The strace shows: # libguestfs closes the socket 9330 close(8 <unfinished ...> # qemu immediately wakes up, receives an (8 byte?) message, and closes # the socket too 9495 <... select resumed> ) = 1 (in [4]) 9495 recvmsg(4, {msg_name(0)=NULL, msg_iov(1)=[{"", 8}], msg_controllen=0, msg_flags=MSG_CMSG_CLOEXEC}, MSG_CMSG_CLOEXEC) = 0 9495 close(4 <unfinished ...> # a few moments after this, another qemu thread starts doing # Bad Stuff like this (this did not happen earlier in the strace) 9497 write(-1, "r", 1) = -1 EBADF (Bad file descriptor) So it appears as if (some struct) -> fd is being set to -1 because of the closed socket.

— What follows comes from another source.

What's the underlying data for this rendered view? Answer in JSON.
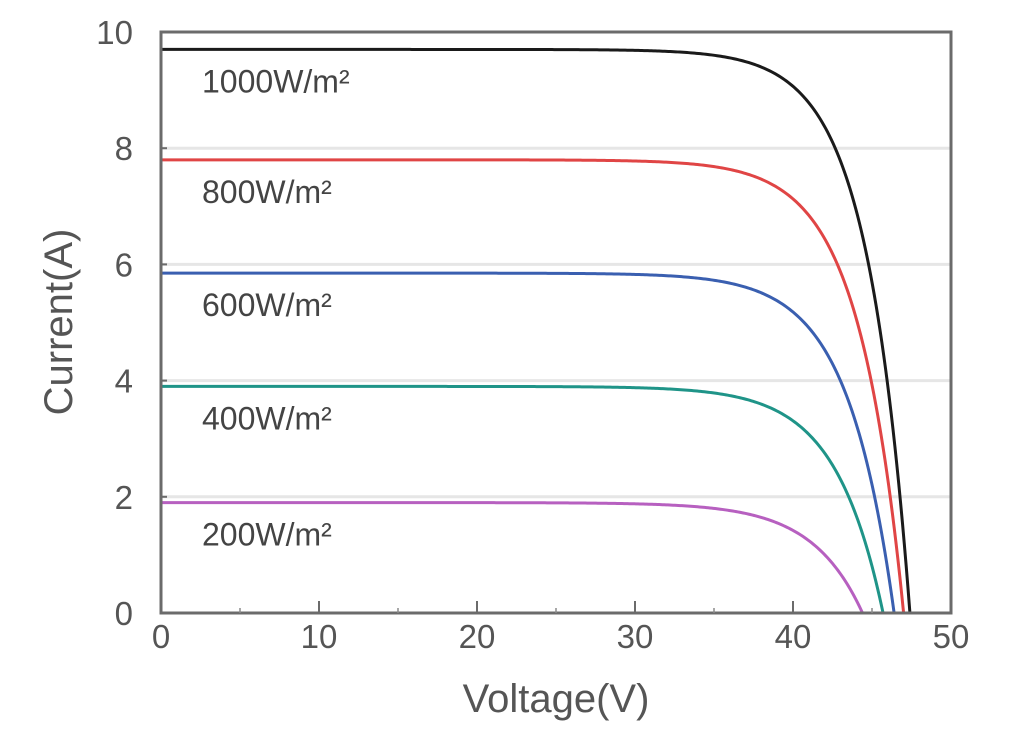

This is dumb. If the socket is closed, qemu "reconnects" it, or to be more precise, it sets the s->connected flag and carries on regardless. Reverting this commit fixes it for me: http://git.qemu.org/?p=qemu.git;a=commitdiff;h=c3767ed0eb5d0bb25fe409ae5dec06e3411ff1b6 Furthermore, I see that aliguori already found a related bug and fixed it in qemu 6 days ago: http://git.qemu.org/?p=qemu.git;a=commitdiff;h=455aa1e0818653c41fd794435b982426ce21ba2f HOWEVER Anthony's patch does NOT fix this bug for me. Only a complete revert of c3767ed0eb5d0bb25 fixes it.

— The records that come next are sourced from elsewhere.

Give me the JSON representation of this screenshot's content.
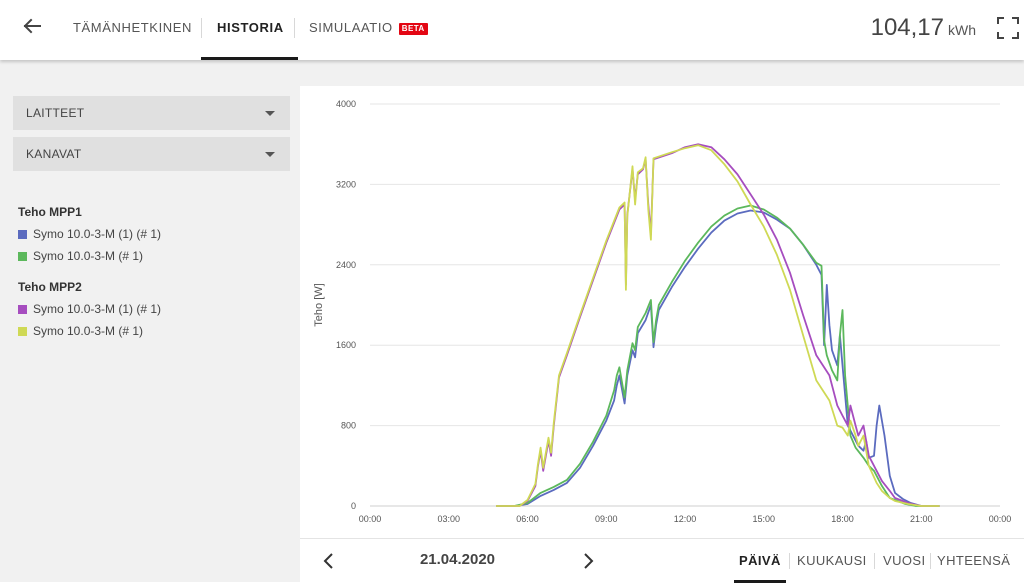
{
  "header": {
    "tabs": [
      {
        "label": "TÄMÄNHETKINEN",
        "active": false
      },
      {
        "label": "HISTORIA",
        "active": true
      },
      {
        "label": "SIMULAATIO",
        "active": false,
        "badge": "BETA"
      }
    ],
    "energy_value": "104,17",
    "energy_unit": "kWh",
    "icons": {
      "back": "arrow-left-icon",
      "fullscreen": "fullscreen-icon"
    }
  },
  "sidebar": {
    "dropdowns": [
      {
        "label": "LAITTEET"
      },
      {
        "label": "KANAVAT"
      }
    ],
    "groups": [
      {
        "title": "Teho MPP1",
        "items": [
          {
            "label": "Symo 10.0-3-M (1) (# 1)",
            "color": "#5b6bbf"
          },
          {
            "label": "Symo 10.0-3-M (# 1)",
            "color": "#5cb85c"
          }
        ]
      },
      {
        "title": "Teho MPP2",
        "items": [
          {
            "label": "Symo 10.0-3-M (1) (# 1)",
            "color": "#a64dbf"
          },
          {
            "label": "Symo 10.0-3-M (# 1)",
            "color": "#cfd955"
          }
        ]
      }
    ]
  },
  "chart_data": {
    "type": "line",
    "ylabel": "Teho [W]",
    "ylim": [
      0,
      4000
    ],
    "yticks": [
      0,
      800,
      1600,
      2400,
      3200,
      4000
    ],
    "xlim": [
      0,
      24
    ],
    "xticks": [
      "00:00",
      "03:00",
      "06:00",
      "09:00",
      "12:00",
      "15:00",
      "18:00",
      "21:00",
      "00:00"
    ],
    "grid": "horizontal",
    "series": [
      {
        "name": "Symo 10.0-3-M (1) (# 1)",
        "group": "Teho MPP1",
        "color": "#5b6bbf",
        "points": [
          [
            4.8,
            0
          ],
          [
            5.5,
            0
          ],
          [
            6.0,
            20
          ],
          [
            6.5,
            100
          ],
          [
            7.0,
            160
          ],
          [
            7.5,
            230
          ],
          [
            8.0,
            380
          ],
          [
            8.5,
            600
          ],
          [
            9.0,
            850
          ],
          [
            9.3,
            1050
          ],
          [
            9.4,
            1200
          ],
          [
            9.5,
            1300
          ],
          [
            9.7,
            1020
          ],
          [
            9.8,
            1300
          ],
          [
            10.0,
            1550
          ],
          [
            10.1,
            1480
          ],
          [
            10.2,
            1720
          ],
          [
            10.5,
            1850
          ],
          [
            10.7,
            2000
          ],
          [
            10.8,
            1580
          ],
          [
            10.9,
            1800
          ],
          [
            11.0,
            1950
          ],
          [
            11.5,
            2180
          ],
          [
            12.0,
            2380
          ],
          [
            12.5,
            2560
          ],
          [
            13.0,
            2720
          ],
          [
            13.5,
            2840
          ],
          [
            14.0,
            2910
          ],
          [
            14.5,
            2940
          ],
          [
            15.0,
            2920
          ],
          [
            15.5,
            2850
          ],
          [
            16.0,
            2760
          ],
          [
            16.5,
            2600
          ],
          [
            17.0,
            2400
          ],
          [
            17.2,
            2300
          ],
          [
            17.3,
            1600
          ],
          [
            17.4,
            2200
          ],
          [
            17.5,
            1800
          ],
          [
            17.6,
            1550
          ],
          [
            17.8,
            1400
          ],
          [
            17.9,
            1700
          ],
          [
            18.0,
            1400
          ],
          [
            18.2,
            800
          ],
          [
            18.4,
            700
          ],
          [
            18.6,
            600
          ],
          [
            18.8,
            550
          ],
          [
            18.9,
            650
          ],
          [
            19.0,
            480
          ],
          [
            19.2,
            500
          ],
          [
            19.3,
            800
          ],
          [
            19.4,
            1000
          ],
          [
            19.6,
            700
          ],
          [
            19.8,
            300
          ],
          [
            20.0,
            130
          ],
          [
            20.3,
            70
          ],
          [
            20.6,
            30
          ],
          [
            21.0,
            0
          ],
          [
            21.7,
            0
          ]
        ]
      },
      {
        "name": "Symo 10.0-3-M (# 1)",
        "group": "Teho MPP1",
        "color": "#5cb85c",
        "points": [
          [
            4.8,
            0
          ],
          [
            5.5,
            0
          ],
          [
            6.0,
            30
          ],
          [
            6.5,
            130
          ],
          [
            7.0,
            190
          ],
          [
            7.5,
            260
          ],
          [
            8.0,
            420
          ],
          [
            8.5,
            640
          ],
          [
            9.0,
            900
          ],
          [
            9.3,
            1150
          ],
          [
            9.4,
            1300
          ],
          [
            9.5,
            1380
          ],
          [
            9.7,
            1080
          ],
          [
            9.8,
            1350
          ],
          [
            10.0,
            1620
          ],
          [
            10.1,
            1550
          ],
          [
            10.2,
            1780
          ],
          [
            10.5,
            1920
          ],
          [
            10.7,
            2050
          ],
          [
            10.8,
            1630
          ],
          [
            10.9,
            1850
          ],
          [
            11.0,
            2000
          ],
          [
            11.5,
            2230
          ],
          [
            12.0,
            2440
          ],
          [
            12.5,
            2620
          ],
          [
            13.0,
            2780
          ],
          [
            13.5,
            2890
          ],
          [
            14.0,
            2960
          ],
          [
            14.5,
            2990
          ],
          [
            15.0,
            2950
          ],
          [
            15.5,
            2870
          ],
          [
            16.0,
            2760
          ],
          [
            16.5,
            2600
          ],
          [
            17.0,
            2420
          ],
          [
            17.2,
            2390
          ],
          [
            17.3,
            1650
          ],
          [
            17.4,
            1500
          ],
          [
            17.6,
            1350
          ],
          [
            17.8,
            1250
          ],
          [
            17.9,
            1700
          ],
          [
            18.0,
            1950
          ],
          [
            18.1,
            1300
          ],
          [
            18.3,
            700
          ],
          [
            18.5,
            580
          ],
          [
            18.8,
            480
          ],
          [
            19.0,
            400
          ],
          [
            19.2,
            350
          ],
          [
            19.5,
            200
          ],
          [
            19.8,
            80
          ],
          [
            20.1,
            50
          ],
          [
            20.4,
            20
          ],
          [
            20.8,
            0
          ],
          [
            21.7,
            0
          ]
        ]
      },
      {
        "name": "Symo 10.0-3-M (1) (# 1)",
        "group": "Teho MPP2",
        "color": "#a64dbf",
        "points": [
          [
            4.8,
            0
          ],
          [
            5.7,
            0
          ],
          [
            6.0,
            50
          ],
          [
            6.3,
            200
          ],
          [
            6.4,
            400
          ],
          [
            6.5,
            550
          ],
          [
            6.6,
            350
          ],
          [
            6.8,
            650
          ],
          [
            6.9,
            500
          ],
          [
            7.0,
            800
          ],
          [
            7.2,
            1280
          ],
          [
            7.5,
            1500
          ],
          [
            8.0,
            1880
          ],
          [
            8.5,
            2250
          ],
          [
            9.0,
            2620
          ],
          [
            9.5,
            2950
          ],
          [
            9.7,
            3000
          ],
          [
            9.75,
            2200
          ],
          [
            9.8,
            2900
          ],
          [
            10.0,
            3350
          ],
          [
            10.1,
            3050
          ],
          [
            10.2,
            3300
          ],
          [
            10.4,
            3350
          ],
          [
            10.5,
            3450
          ],
          [
            10.6,
            3000
          ],
          [
            10.7,
            2700
          ],
          [
            10.8,
            3450
          ],
          [
            11.5,
            3510
          ],
          [
            12.0,
            3570
          ],
          [
            12.5,
            3600
          ],
          [
            13.0,
            3570
          ],
          [
            13.5,
            3450
          ],
          [
            14.0,
            3300
          ],
          [
            14.5,
            3100
          ],
          [
            15.0,
            2900
          ],
          [
            15.5,
            2650
          ],
          [
            16.0,
            2320
          ],
          [
            16.5,
            1900
          ],
          [
            17.0,
            1500
          ],
          [
            17.5,
            1300
          ],
          [
            17.8,
            1000
          ],
          [
            18.0,
            900
          ],
          [
            18.2,
            800
          ],
          [
            18.3,
            1000
          ],
          [
            18.5,
            800
          ],
          [
            18.6,
            700
          ],
          [
            18.8,
            800
          ],
          [
            19.0,
            500
          ],
          [
            19.3,
            350
          ],
          [
            19.5,
            250
          ],
          [
            19.8,
            150
          ],
          [
            20.0,
            80
          ],
          [
            20.5,
            30
          ],
          [
            21.0,
            0
          ],
          [
            21.7,
            0
          ]
        ]
      },
      {
        "name": "Symo 10.0-3-M (# 1)",
        "group": "Teho MPP2",
        "color": "#cfd955",
        "points": [
          [
            4.8,
            0
          ],
          [
            5.7,
            0
          ],
          [
            6.0,
            60
          ],
          [
            6.3,
            220
          ],
          [
            6.4,
            420
          ],
          [
            6.5,
            580
          ],
          [
            6.6,
            380
          ],
          [
            6.8,
            680
          ],
          [
            6.9,
            530
          ],
          [
            7.0,
            830
          ],
          [
            7.2,
            1300
          ],
          [
            7.5,
            1520
          ],
          [
            8.0,
            1900
          ],
          [
            8.5,
            2270
          ],
          [
            9.0,
            2640
          ],
          [
            9.5,
            2970
          ],
          [
            9.7,
            3020
          ],
          [
            9.75,
            2150
          ],
          [
            9.8,
            2880
          ],
          [
            10.0,
            3380
          ],
          [
            10.1,
            3000
          ],
          [
            10.2,
            3320
          ],
          [
            10.4,
            3360
          ],
          [
            10.5,
            3470
          ],
          [
            10.6,
            2950
          ],
          [
            10.7,
            2650
          ],
          [
            10.8,
            3460
          ],
          [
            11.5,
            3520
          ],
          [
            12.0,
            3560
          ],
          [
            12.5,
            3590
          ],
          [
            13.0,
            3540
          ],
          [
            13.5,
            3400
          ],
          [
            14.0,
            3230
          ],
          [
            14.5,
            3000
          ],
          [
            15.0,
            2780
          ],
          [
            15.5,
            2500
          ],
          [
            16.0,
            2150
          ],
          [
            16.5,
            1700
          ],
          [
            17.0,
            1250
          ],
          [
            17.5,
            1050
          ],
          [
            17.8,
            800
          ],
          [
            18.0,
            780
          ],
          [
            18.2,
            700
          ],
          [
            18.3,
            850
          ],
          [
            18.5,
            700
          ],
          [
            18.6,
            600
          ],
          [
            18.8,
            700
          ],
          [
            19.0,
            400
          ],
          [
            19.3,
            230
          ],
          [
            19.5,
            150
          ],
          [
            19.8,
            80
          ],
          [
            20.0,
            50
          ],
          [
            20.5,
            20
          ],
          [
            21.0,
            0
          ],
          [
            21.7,
            0
          ]
        ]
      }
    ]
  },
  "footer": {
    "date": "21.04.2020",
    "periods": [
      {
        "label": "PÄIVÄ",
        "active": true
      },
      {
        "label": "KUUKAUSI",
        "active": false
      },
      {
        "label": "VUOSI",
        "active": false
      },
      {
        "label": "YHTEENSÄ",
        "active": false
      }
    ],
    "icons": {
      "prev": "chevron-left-icon",
      "next": "chevron-right-icon"
    }
  }
}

virt-viewer-0.5.3-5.fc18, spice-gtk-0.13.29-2.fc18, qemu-1.2.0-3.fc18, spice-0.11.3-1.fc18, spice-protocol-0.12.1-1.fc18, usbredir-0.5-1.fc18 has been submitted as an update for Fedora 18. https://admin.fedoraproject.org/updates/FEDORA-2012-13513/spice-0.11.3-1.fc18,spice-protocol-0.12.1-1.fc18,virt-viewer-0.5.3-5.fc18,spice-gtk-0.13.29-2.fc18,qemu-1.2.0-3.fc18,usbredir-0.5-1.fc18
Anthony's response is encouraging: https://lists.gnu.org/archive/html/qemu-devel/2012-09/msg01814.html although at time of writing this change has not gone upstream.
qemu-1.2.0-3.fc18, virt-viewer-0.5.3-6.fc18, spice-gtk-0.13.29-4.fc18, spice-0.11.3-1.fc18, spice-protocol-0.12.1-1.fc18, usbredir-0.5-1.fc18 has been pushed to the Fedora 18 stable repository. If problems still persist, please make note of it in this bug report.
Closing since this should be fixed in rawhide and F18 now.